The most recent example (July 2022) occurred in London when the Google and Oracle cloud servers wilted during a record-breaking heatwave (40.3C), dropping networking, storage, and computing resources offline. This was a regional phenomenon, taking down the whole Google Cloud Europe West2 region for over 6 hours and with complete service restored after 35 hours. While this example is recent and very high profile, this is just one of many that demonstrate that regional outages are not uncommon.
But even if you've already moved your databases to the cloud, it's important to realize that you may be far less protected than you think.

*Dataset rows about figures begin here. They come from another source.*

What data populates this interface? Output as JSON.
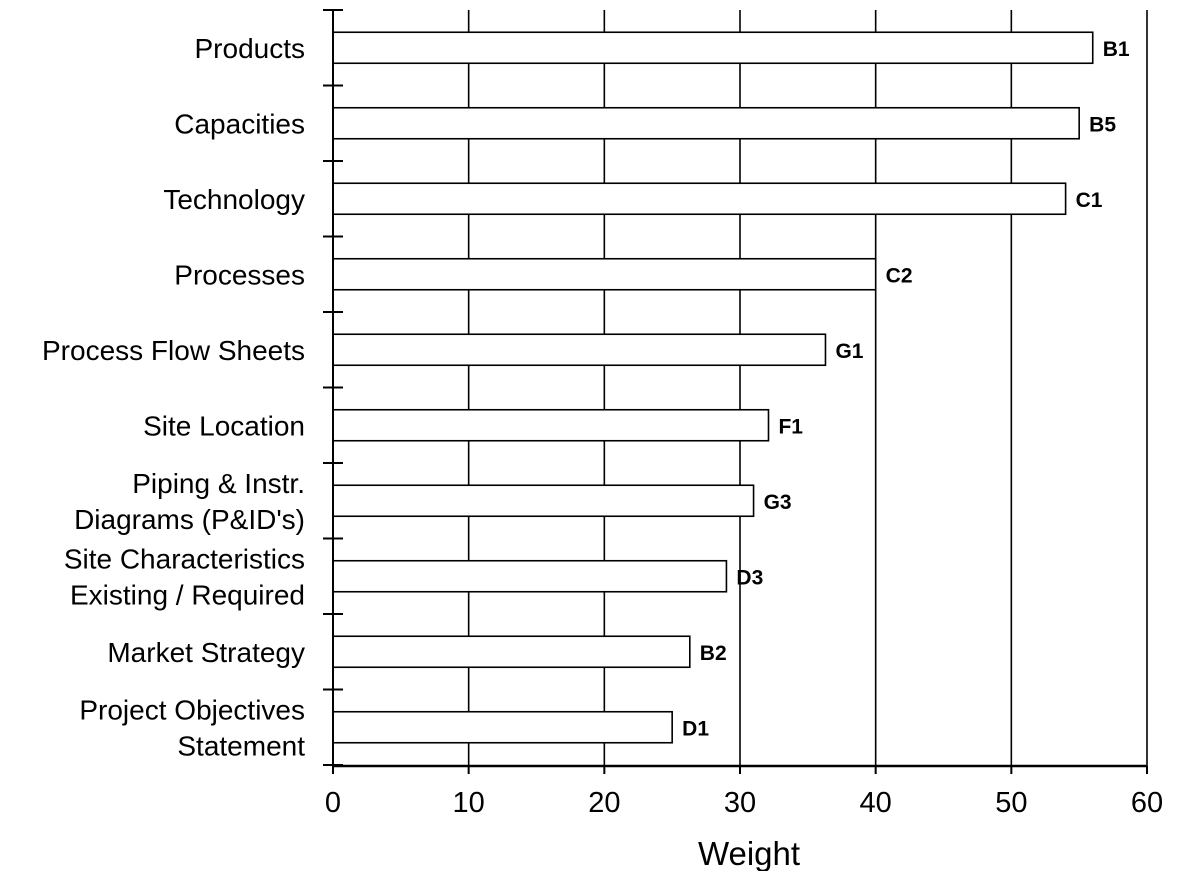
{
  "chart_data": {
    "type": "bar",
    "orientation": "horizontal",
    "title": "",
    "xlabel": "Weight",
    "ylabel": "",
    "xlim": [
      0,
      60
    ],
    "x_ticks": [
      0,
      10,
      20,
      30,
      40,
      50,
      60
    ],
    "grid": "vertical lines every 10",
    "legend": "none",
    "bar_fill": "#ffffff",
    "bar_stroke": "#000000",
    "categories": [
      [
        "Products"
      ],
      [
        "Capacities"
      ],
      [
        "Technology"
      ],
      [
        "Processes"
      ],
      [
        "Process Flow Sheets"
      ],
      [
        "Site Location"
      ],
      [
        "Piping & Instr.",
        "Diagrams (P&ID's)"
      ],
      [
        "Site Characteristics",
        "Existing / Required"
      ],
      [
        "Market Strategy"
      ],
      [
        "Project Objectives",
        "Statement"
      ]
    ],
    "values": [
      56,
      55,
      54,
      40,
      36.3,
      32.1,
      31,
      29,
      26.3,
      25
    ],
    "bar_labels": [
      "B1",
      "B5",
      "C1",
      "C2",
      "G1",
      "F1",
      "G3",
      "D3",
      "B2",
      "D1"
    ]
  }
}
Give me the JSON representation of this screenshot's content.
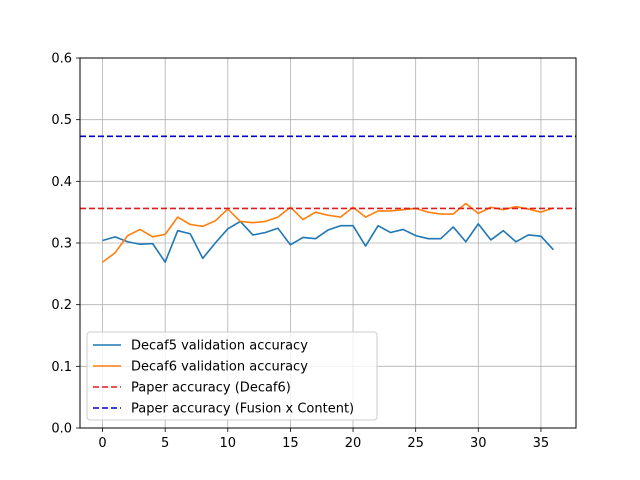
{
  "chart_data": {
    "type": "line",
    "title": "",
    "xlabel": "",
    "ylabel": "",
    "xlim": [
      -1.8,
      37.8
    ],
    "ylim": [
      0.0,
      0.6
    ],
    "x_ticks": [
      0,
      5,
      10,
      15,
      20,
      25,
      30,
      35
    ],
    "y_ticks": [
      0.0,
      0.1,
      0.2,
      0.3,
      0.4,
      0.5,
      0.6
    ],
    "x_tick_labels": [
      "0",
      "5",
      "10",
      "15",
      "20",
      "25",
      "30",
      "35"
    ],
    "y_tick_labels": [
      "0.0",
      "0.1",
      "0.2",
      "0.3",
      "0.4",
      "0.5",
      "0.6"
    ],
    "grid": true,
    "legend_position": "lower-left",
    "series": [
      {
        "name": "Decaf5 validation accuracy",
        "style": "solid",
        "color": "#1f77b4",
        "x": [
          0,
          1,
          2,
          3,
          4,
          5,
          6,
          7,
          8,
          9,
          10,
          11,
          12,
          13,
          14,
          15,
          16,
          17,
          18,
          19,
          20,
          21,
          22,
          23,
          24,
          25,
          26,
          27,
          28,
          29,
          30,
          31,
          32,
          33,
          34,
          35,
          36
        ],
        "values": [
          0.304,
          0.31,
          0.302,
          0.298,
          0.299,
          0.269,
          0.32,
          0.315,
          0.275,
          0.3,
          0.323,
          0.335,
          0.313,
          0.317,
          0.324,
          0.297,
          0.309,
          0.307,
          0.321,
          0.328,
          0.328,
          0.295,
          0.328,
          0.317,
          0.322,
          0.312,
          0.307,
          0.307,
          0.326,
          0.302,
          0.331,
          0.305,
          0.32,
          0.302,
          0.313,
          0.311,
          0.289
        ]
      },
      {
        "name": "Decaf6 validation accuracy",
        "style": "solid",
        "color": "#ff7f0e",
        "x": [
          0,
          1,
          2,
          3,
          4,
          5,
          6,
          7,
          8,
          9,
          10,
          11,
          12,
          13,
          14,
          15,
          16,
          17,
          18,
          19,
          20,
          21,
          22,
          23,
          24,
          25,
          26,
          27,
          28,
          29,
          30,
          31,
          32,
          33,
          34,
          35,
          36
        ],
        "values": [
          0.269,
          0.284,
          0.312,
          0.322,
          0.31,
          0.314,
          0.342,
          0.33,
          0.327,
          0.336,
          0.355,
          0.335,
          0.333,
          0.335,
          0.342,
          0.358,
          0.338,
          0.35,
          0.345,
          0.342,
          0.358,
          0.342,
          0.352,
          0.352,
          0.354,
          0.356,
          0.35,
          0.347,
          0.347,
          0.364,
          0.348,
          0.358,
          0.354,
          0.359,
          0.355,
          0.35,
          0.357
        ]
      },
      {
        "name": "Paper accuracy (Decaf6)",
        "style": "dashed",
        "color": "#e31a1c",
        "x": [
          -1.8,
          37.8
        ],
        "values": [
          0.356,
          0.356
        ]
      },
      {
        "name": "Paper accuracy (Fusion x Content)",
        "style": "dashed",
        "color": "#0000cc",
        "x": [
          -1.8,
          37.8
        ],
        "values": [
          0.473,
          0.473
        ]
      }
    ]
  }
}
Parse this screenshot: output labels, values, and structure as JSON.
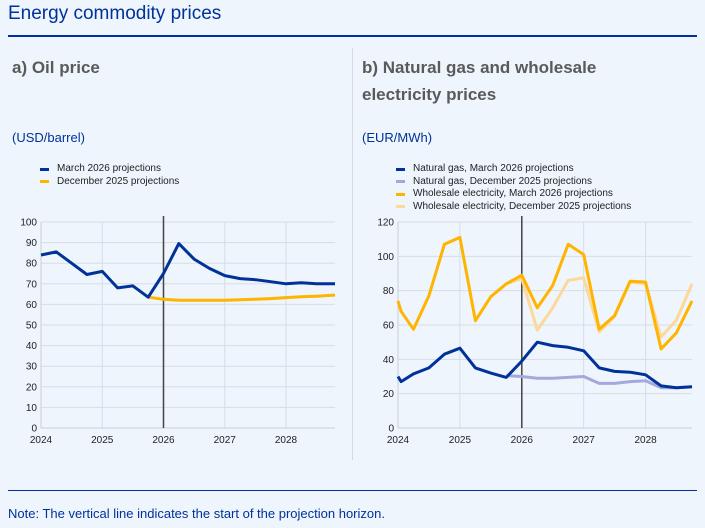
{
  "title": "Energy commodity prices",
  "note": "Note: The vertical line indicates the start of the projection horizon.",
  "colors": {
    "navy": "#003299",
    "yellow": "#ffb400",
    "light_blue": "#a4a9dc",
    "light_yellow": "#fdd89b",
    "grid": "#d6dde6",
    "axis_bg": "#eef5fc"
  },
  "chart_data": [
    {
      "type": "line",
      "title": "a) Oil price",
      "ylabel": "(USD/barrel)",
      "xlim": [
        2024,
        2028.8
      ],
      "ylim": [
        0,
        100
      ],
      "yticks": [
        0,
        10,
        20,
        30,
        40,
        50,
        60,
        70,
        80,
        90,
        100
      ],
      "xticks": [
        2024,
        2025,
        2026,
        2027,
        2028
      ],
      "grid": true,
      "legend": "top-left",
      "vline": 2026,
      "series": [
        {
          "name": "March 2026 projections",
          "color": "#003299",
          "x": [
            2024,
            2024.25,
            2024.5,
            2024.75,
            2025,
            2025.25,
            2025.5,
            2025.75,
            2026,
            2026.25,
            2026.5,
            2026.75,
            2027,
            2027.25,
            2027.5,
            2027.75,
            2028,
            2028.25,
            2028.5,
            2028.75,
            2028.8
          ],
          "y": [
            84,
            85.5,
            80,
            74.5,
            76,
            68,
            69,
            63.5,
            75,
            89.5,
            82,
            77.5,
            74,
            72.5,
            72,
            71,
            70,
            70.5,
            70,
            70,
            70
          ]
        },
        {
          "name": "December 2025 projections",
          "color": "#ffb400",
          "x": [
            2025.75,
            2026,
            2026.25,
            2026.5,
            2026.75,
            2027,
            2027.25,
            2027.5,
            2027.75,
            2028,
            2028.25,
            2028.5,
            2028.75,
            2028.8
          ],
          "y": [
            63.5,
            62.5,
            62,
            62,
            62,
            62,
            62.3,
            62.5,
            62.8,
            63.3,
            63.7,
            64,
            64.4,
            64.5
          ]
        }
      ]
    },
    {
      "type": "line",
      "title": "b) Natural gas and wholesale electricity prices",
      "ylabel": "(EUR/MWh)",
      "xlim": [
        2024,
        2028.75
      ],
      "ylim": [
        0,
        120
      ],
      "yticks": [
        0,
        20,
        40,
        60,
        80,
        100,
        120
      ],
      "xticks": [
        2024,
        2025,
        2026,
        2027,
        2028
      ],
      "grid": true,
      "legend": "top-left",
      "vline": 2026,
      "series": [
        {
          "name": "Natural gas, March 2026 projections",
          "color": "#003299",
          "x": [
            2024,
            2024.05,
            2024.25,
            2024.5,
            2024.75,
            2025,
            2025.25,
            2025.5,
            2025.75,
            2026,
            2026.25,
            2026.5,
            2026.75,
            2027,
            2027.25,
            2027.5,
            2027.75,
            2028,
            2028.25,
            2028.5,
            2028.75
          ],
          "y": [
            30,
            27,
            31.5,
            35,
            43,
            46.5,
            35,
            32,
            29.5,
            39,
            50,
            48,
            47,
            45,
            35,
            33,
            32.5,
            31,
            24.5,
            23.5,
            24
          ]
        },
        {
          "name": "Natural gas, December 2025 projections",
          "color": "#a4a9dc",
          "x": [
            2025.75,
            2026,
            2026.25,
            2026.5,
            2026.75,
            2027,
            2027.25,
            2027.5,
            2027.75,
            2028,
            2028.25,
            2028.5,
            2028.75
          ],
          "y": [
            30.5,
            30,
            29,
            29,
            29.5,
            30,
            26,
            26,
            27,
            27.5,
            23.5,
            23.5,
            24
          ]
        },
        {
          "name": "Wholesale electricity, March 2026 projections",
          "color": "#ffb400",
          "x": [
            2024,
            2024.05,
            2024.25,
            2024.5,
            2024.75,
            2025,
            2025.25,
            2025.5,
            2025.75,
            2026,
            2026.25,
            2026.5,
            2026.75,
            2027,
            2027.25,
            2027.5,
            2027.75,
            2028,
            2028.25,
            2028.5,
            2028.75
          ],
          "y": [
            74,
            68,
            57.5,
            77,
            107,
            111,
            62.5,
            76.5,
            84,
            89,
            70,
            83,
            107,
            101,
            57.5,
            65.5,
            85.5,
            85,
            46,
            55.5,
            74
          ]
        },
        {
          "name": "Wholesale electricity, December 2025 projections",
          "color": "#fdd89b",
          "x": [
            2025.75,
            2026,
            2026.25,
            2026.5,
            2026.75,
            2027,
            2027.25,
            2027.5,
            2027.75,
            2028,
            2028.25,
            2028.5,
            2028.75
          ],
          "y": [
            84,
            87,
            57,
            70,
            86,
            87.5,
            56,
            65,
            85,
            84,
            53,
            63,
            84
          ]
        }
      ]
    }
  ]
}
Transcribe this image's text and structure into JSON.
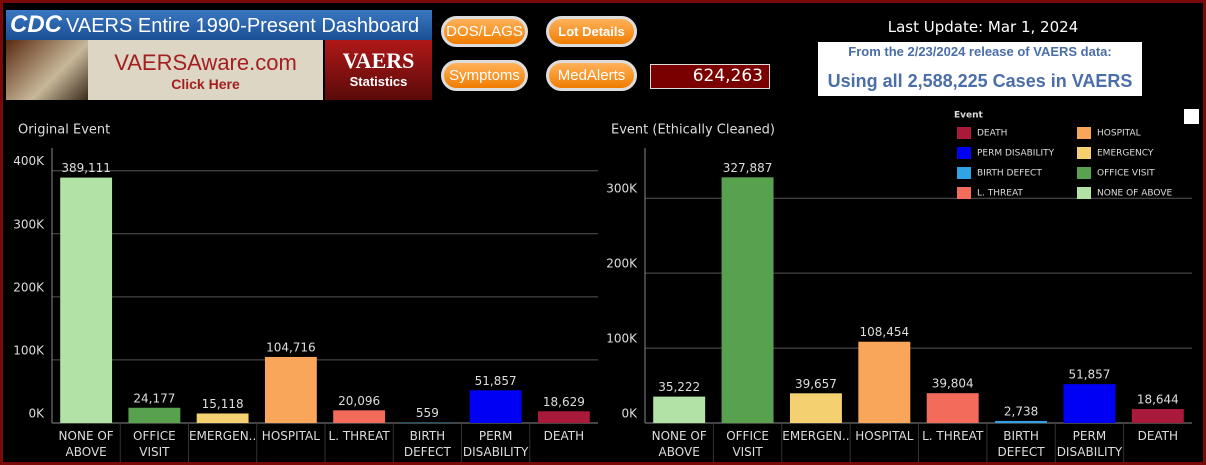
{
  "header": {
    "logo": "CDC",
    "title": "VAERS Entire 1990-Present Dashboard",
    "site": "VAERSAware.com",
    "site_action": "Click Here",
    "badge": "VAERS",
    "badge_sub": "Statistics",
    "buttons": [
      "DOS/LAGS",
      "Lot Details",
      "Symptoms",
      "MedAlerts"
    ],
    "counter": "624,263",
    "last_update": "Last Update: Mar 1, 2024",
    "release": "From the 2/23/2024 release of VAERS data:",
    "cases": "Using all 2,588,225 Cases in VAERS"
  },
  "legend": {
    "title": "Event",
    "items": [
      {
        "label": "DEATH",
        "color": "#a8193a"
      },
      {
        "label": "HOSPITAL",
        "color": "#f9a65a"
      },
      {
        "label": "PERM DISABILITY",
        "color": "#0000f5"
      },
      {
        "label": "EMERGENCY",
        "color": "#f5d070"
      },
      {
        "label": "BIRTH DEFECT",
        "color": "#2fa3e6"
      },
      {
        "label": "OFFICE VISIT",
        "color": "#58a14e"
      },
      {
        "label": "L. THREAT",
        "color": "#f26b5b"
      },
      {
        "label": "NONE OF ABOVE",
        "color": "#b3e2a6"
      }
    ]
  },
  "chart_data": [
    {
      "type": "bar",
      "title": "Original Event",
      "categories": [
        "NONE OF ABOVE",
        "OFFICE VISIT",
        "EMERGEN..",
        "HOSPITAL",
        "L. THREAT",
        "BIRTH DEFECT",
        "PERM DISABILITY",
        "DEATH"
      ],
      "values": [
        389111,
        24177,
        15118,
        104716,
        20096,
        559,
        51857,
        18629
      ],
      "value_labels": [
        "389,111",
        "24,177",
        "15,118",
        "104,716",
        "20,096",
        "559",
        "51,857",
        "18,629"
      ],
      "colors": [
        "#b3e2a6",
        "#58a14e",
        "#f5d070",
        "#f9a65a",
        "#f26b5b",
        "#2fa3e6",
        "#0000f5",
        "#a8193a"
      ],
      "ylim": [
        0,
        436000
      ],
      "yticks": [
        {
          "value": 0,
          "label": "0K"
        },
        {
          "value": 100000,
          "label": "100K"
        },
        {
          "value": 200000,
          "label": "200K"
        },
        {
          "value": 300000,
          "label": "300K"
        },
        {
          "value": 400000,
          "label": "400K"
        }
      ],
      "grid": true
    },
    {
      "type": "bar",
      "title": "Event (Ethically Cleaned)",
      "categories": [
        "NONE OF ABOVE",
        "OFFICE VISIT",
        "EMERGEN..",
        "HOSPITAL",
        "L. THREAT",
        "BIRTH DEFECT",
        "PERM DISABILITY",
        "DEATH"
      ],
      "values": [
        35222,
        327887,
        39657,
        108454,
        39804,
        2738,
        51857,
        18644
      ],
      "value_labels": [
        "35,222",
        "327,887",
        "39,657",
        "108,454",
        "39,804",
        "2,738",
        "51,857",
        "18,644"
      ],
      "colors": [
        "#b3e2a6",
        "#58a14e",
        "#f5d070",
        "#f9a65a",
        "#f26b5b",
        "#2fa3e6",
        "#0000f5",
        "#a8193a"
      ],
      "ylim": [
        0,
        367000
      ],
      "yticks": [
        {
          "value": 0,
          "label": "0K"
        },
        {
          "value": 100000,
          "label": "100K"
        },
        {
          "value": 200000,
          "label": "200K"
        },
        {
          "value": 300000,
          "label": "300K"
        }
      ],
      "grid": true
    }
  ]
}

Most people believe that their CSPs guarantee uptime and while this is technically true, it’s important not to be suckered in by the marketing speak. While some CSPs will advertise guaranteed uptime, the devil is in the detail. Most of these ‘guarantees’ merely offer small rebates if SLAs are not met, usually in the form of subscription discounts. The uptime figure also doesn't include ‘scheduled downtime’ or periods of reduced performance.
It's important to understand the differentiation here, CSPs are NOT guaranteeing that a service will be available, or that you will have access to your data - they are simply offering modest refunds should this eventuate.
When it comes to safeguarding your critical databases in the cloud, you must be completely confident. And you must understand that it is your responsibility as a user (not the CSP) to deploy a solution that meets your RTO/RPO requirements across all disaster types. CSPs typically don't include resilient Disaster Recovery as a bundled part of their offerings. Instead, they recommend you implement out-of-region DR for business-critical databases. To better understand the specific reference architectures that major Cloud Providers recommend, read our cloud white paper here.
With so much business value tied up in an organization's data, it is critical that this data be protected. Understanding any limitations and critical failure points is a critical first step. This means accepting that no cloud is immune to downtime and developing a robust solution to mitigate this risk while meeting your RTO/RPO requirements.